A federal appeals court, arguing that the Supreme Court’s abortion rights rulings leave too little room for states to limit the procedure to protect fetal life, has urged the Justices to reconsider a basic idea behind Roe v. Wade. The idea, never explicitly abandoned by the Court, is that states are forbidden to ban abortions before a fetus is capable of living outside the woman’s body.
The U.S. Court of Appeals for the Eighth Circuit, in a new ruling on Wednesday involving the nation’s most restrictive abortion control law, argued that the so-called “fetal viability” approach has become “unsatisfactory” because it has not kept pace with changes in fetal medicine. Although the North Dakota law at issued was struck down, the three-judge panel made it clear it ruled that way because the Court had given it no choice, but that it was troubled at having to do so. State legislatures, not courts, should be making decisions about the state of medical science, it said.
This marked the second time in recent months that the same three Eighth Circuit judges have raised doubts about using fetal viability as the crucial factor in analyzing state power to curtail or bar abortions. They did so in a ruling in May, striking down a less restrictive Arkansas law. In that case, the state’s lawyers had not challenged the testimony on when a developing fetus would be viable. The panel thus said that lawyers, especially for a state defending an abortion ban, had a special duty to put before a court the latest in fetal medicine findings.
The three judges had heard the Arkansas and North Dakota cases on the same day, but issued separate rulings, released about two months apart.
This time, with North Dakota’s lawyers strongly disputing the viability point, those judges moved further in their critique, directly calling on the Supreme Court to reconsider. “Good reasons exist,” it said, “for the Court to reevaluate its jurisprudence….To begin, the Court’s viability standard has proven unsatisfactory because it gives too little consideration” to a goal that the Justices themselves have said they support, protecting a state’s “substantial interest in potential life throughout pregnancy.”
Those words are a quotation taken from the Court’s 1992 decision in a Pennsylvania abortion case (Planned Parenthood v. Casey) partly reaffirming Roe v. Wade. That decision, though, had left in place the view that, before fetal viability, a state could not constitutionally prohibit abortions, although it could impose some forms of regulation.
The abortion issue is likely to return to the Court at its next Term, in several cases. Already awaiting the Court’s reaction are new cases from Mississippi and Texas testing a state’s power to limit abortions by imposing new medical practice standards on clinics and doctors. State lawyers in Arkansas and North Dakota have the option of asking the Court to review their new laws, which are direct rather than indirect measures to stop abortions at earlier stages in pregnancy.

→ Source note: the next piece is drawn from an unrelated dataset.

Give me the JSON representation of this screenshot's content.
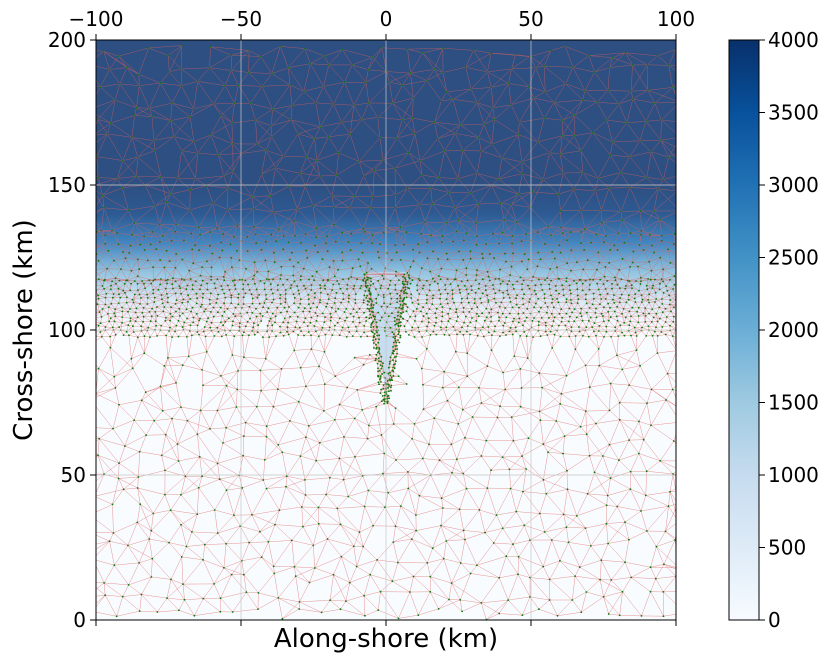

The North Dakota law would ban abortions after about six weeks of pregnancy, because it would impose a ban as soon as a fetal heartbeat could be detected, and it is generally understood that this could occur as early as the sixth week. The Arkansas law is also keyed to detection of a fetal heartbeat, but it would not impose a ban until the twelfth week of pregnancy. The Eighth Circuit struck down both, finding that neither could meet the long-standing “fetal viability” test, since the Supreme Court had ruled several times that viability was not likely before the twenty-fourth week.
In both of its rulings, the Eighth Circuit panel had credited arguments and evidence which suggested that doctors are now able to keep fetuses alive if they are delivered at earlier stages of pregnancy than the twenty-fourth week. The panel actually took note of a report of one fetus surviving after being delivered at twenty-one weeks and six days.
In the North Dakota case, the panel appeared also to credit the argument of state lawyers that the science of fetal survivability has now advanced to the point that a fetus can be saved, as a “test tube baby,” by being taken out of the woman’s body as early as the sixth day, and then replaced for continued development to childbirth. If a state could act to protect the developing pregnancy at that very early point, it would come close to being able to regulate close to the moment of conception — a long-term goal of abortion opponents.
The Eighth Circuit, besides analyzing what it took to be new evidence about the viability issue, interpreted Supreme Court decisions since Roe v. Wade as actually recognizing that fetal viability is not a fixed phenomenon, and may be established at earlier points in pregnancy than the twenty-fourth week.
That is the kind of policy issue, the panel said in its latest ruling, that the Justices’ abortion rulings have taken away from state legislatures.
The Eighth Circuit also interpreted more recent rulings by the Court on abortion rights as being more focused on fetal protection. “The evolution in the Supreme Court’s jurisprudence,” it said, “reflects its increasing recognition of states’ profound interest in protecting unborn children.”
North Dakota’s lawyers have the option of asking for en banc rehearing of the case by the full Eighth Circuit, or else taking the case directly on to the Supreme Court. Arkansas’ lawyers failed earlier this month to get en banc rehearing in their case in the Eighth Circuit.
The two rulings by the panel were made by Circuit Judges Duane Benton, Bobby E. Shepherd, and Lavenski R. Smith. The Arkansas ruling was issued “per curiam” — that is, for the panel without designating a specific author. Judge Shepherd authored the North Dakota opinion, with support of his two colleagues.